Quote Originally Posted by bright sparks View Post
It's a tough spot to be in, I don't begrudge her tough decision. Last year I wasn't down on my numbers for a month or two, it was a full 12 months and my income was 1200 a month, down from just over 4000. Not even close to minimum wage before expenses. Prior to this I had on average 8 to 12 enquiries a month and then all of a sudden my town has now become saturated with stay at home mums charging $10-$15 less a day which people are more than willing to go with, so this wasn't something I could foresee happening after having 6/7 years never experiencing this, and having just bought a new place 2 months prior to the loss, I didn't have a years income sat in the bank. That is a huge difference, and while we managed it was at huge expense. My husband took a new job position and worked 60-70 a week which has dramatically effected his relationship with his children as a result of his absence. I wasn't presented with the same situation as the OP as there were just hardly any enquiries coming in for even unsociable hours let alone a normal part or full timer, but I would not put the needs of another family before my own if it cost me to do so. If that makes it seem to others like I have a poor character then so be it because they are not going to pay my bills or put food on my table. I have spent the majority of my time in this field prioritizing the needs of my daycare parents before mine and now I am paying the price. I have learnt my lesson through experience.

Referring back to what you said in an earlier post 5LM about a provider taking mat leave and a parent leaving early because the daycare is shutting...well it is just the same thing in my eyes. Why can't they stay till the date I am closing? Because they worry they won't get alternative care if they don't snatch that spot up when it presents itself which is fair enough although results in hardship for the provider. Well I think this is similar in that enquiries are not always consistent and there is the worry that you will turn those parents down now and then have a dry spell when your spots open. Yes it leaves your current parent in a tight spot now, but the parent leaving you early prior to mat leave, leaves you in a tight spot too. The same thing really.
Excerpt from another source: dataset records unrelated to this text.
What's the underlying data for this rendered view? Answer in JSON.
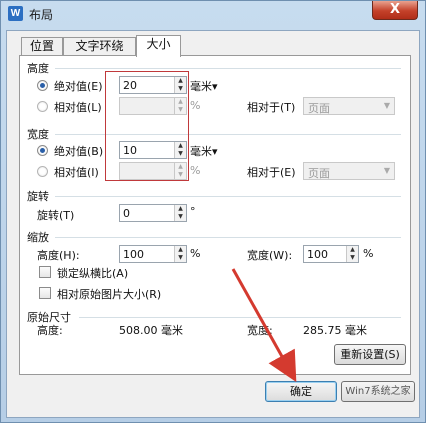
{
  "window": {
    "title": "布局",
    "icon": "W",
    "close_label": "X"
  },
  "tabs": [
    {
      "label": "位置"
    },
    {
      "label": "文字环绕"
    },
    {
      "label": "大小"
    }
  ],
  "height_group": {
    "title": "高度",
    "absolute": {
      "label": "绝对值(E)",
      "value": "20",
      "unit": "毫米▾"
    },
    "relative": {
      "label": "相对值(L)",
      "value": "",
      "unit": "%",
      "relative_to_label": "相对于(T)",
      "relative_to_value": "页面"
    }
  },
  "width_group": {
    "title": "宽度",
    "absolute": {
      "label": "绝对值(B)",
      "value": "10",
      "unit": "毫米▾"
    },
    "relative": {
      "label": "相对值(I)",
      "value": "",
      "unit": "%",
      "relative_to_label": "相对于(E)",
      "relative_to_value": "页面"
    }
  },
  "rotate_group": {
    "title": "旋转",
    "label": "旋转(T)",
    "value": "0",
    "unit": "°"
  },
  "scale_group": {
    "title": "缩放",
    "height_label": "高度(H):",
    "height_value": "100",
    "width_label": "宽度(W):",
    "width_value": "100",
    "unit": "%",
    "lock_ratio": "锁定纵横比(A)",
    "relative_original": "相对原始图片大小(R)"
  },
  "original_group": {
    "title": "原始尺寸",
    "height_label": "高度:",
    "height_value": "508.00 毫米",
    "width_label": "宽度:",
    "width_value": "285.75 毫米",
    "reset_button": "重新设置(S)"
  },
  "footer": {
    "ok_button": "确定",
    "watermark": "Win7系统之家"
  },
  "colors": {
    "annotation": "#d43a2f",
    "title_bar": "#c7dcef"
  }
}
That being said, I had two kids leave for school last September and I never bumped them because of other enquiries, even though they were scarce I still had September enquiries. I am just saying not to be so quick to judge (not aimed at anyone specific), and/or be so quick to say you would act one way or another until you are presented with this situation and have to face a difficult choice. I don't make any decision lightly which is evident in the simple fact that I have put off closing my daycare for a few years now to go to school for the benefit of my daycare families. One more year and I have fulfilled my commitment period and I will have no issue leaving the other families hanging. It's time I looked out for number one a little bit more! Somebody has to
Thanks, Bright Sparks. If I wasn't in this position, I might be quick to judge too, but since I am in this situation, it has been hard to figure out. I see what everyone else is saying, but the fact is that I have had so many parents over the years, just up and leave or give me almost no notice because either they found other care or Grandma will take the kids, etc. They don't think twice about screwing me over when it benefits them.
Maybe this makes me cynical when I comes to these things, and don't get me wrong, I know that 2 wrongs don't make a right. But I need to think about the fact that during the last 6 months or so, I have had a total of maybe 2 or 3 inquiries, then all of a sudden I get a few at a time and I don't know if I will have any more inquiries before these kids leave. Then I will have lost a great amount of my income at once, without anyone to fill the spots. Also, I have a fulltime child starting school in the fall as well, so that means lost income there as well.

I have spoken to the new mom and explained my situation and she has said she understands and is willing to work with me. Even if it means finding alternate care until the summer. I just hope it doesn't backfire on me. Lord knows, that has happened many times and I would always swear that I will never think about not putting my family's needs first.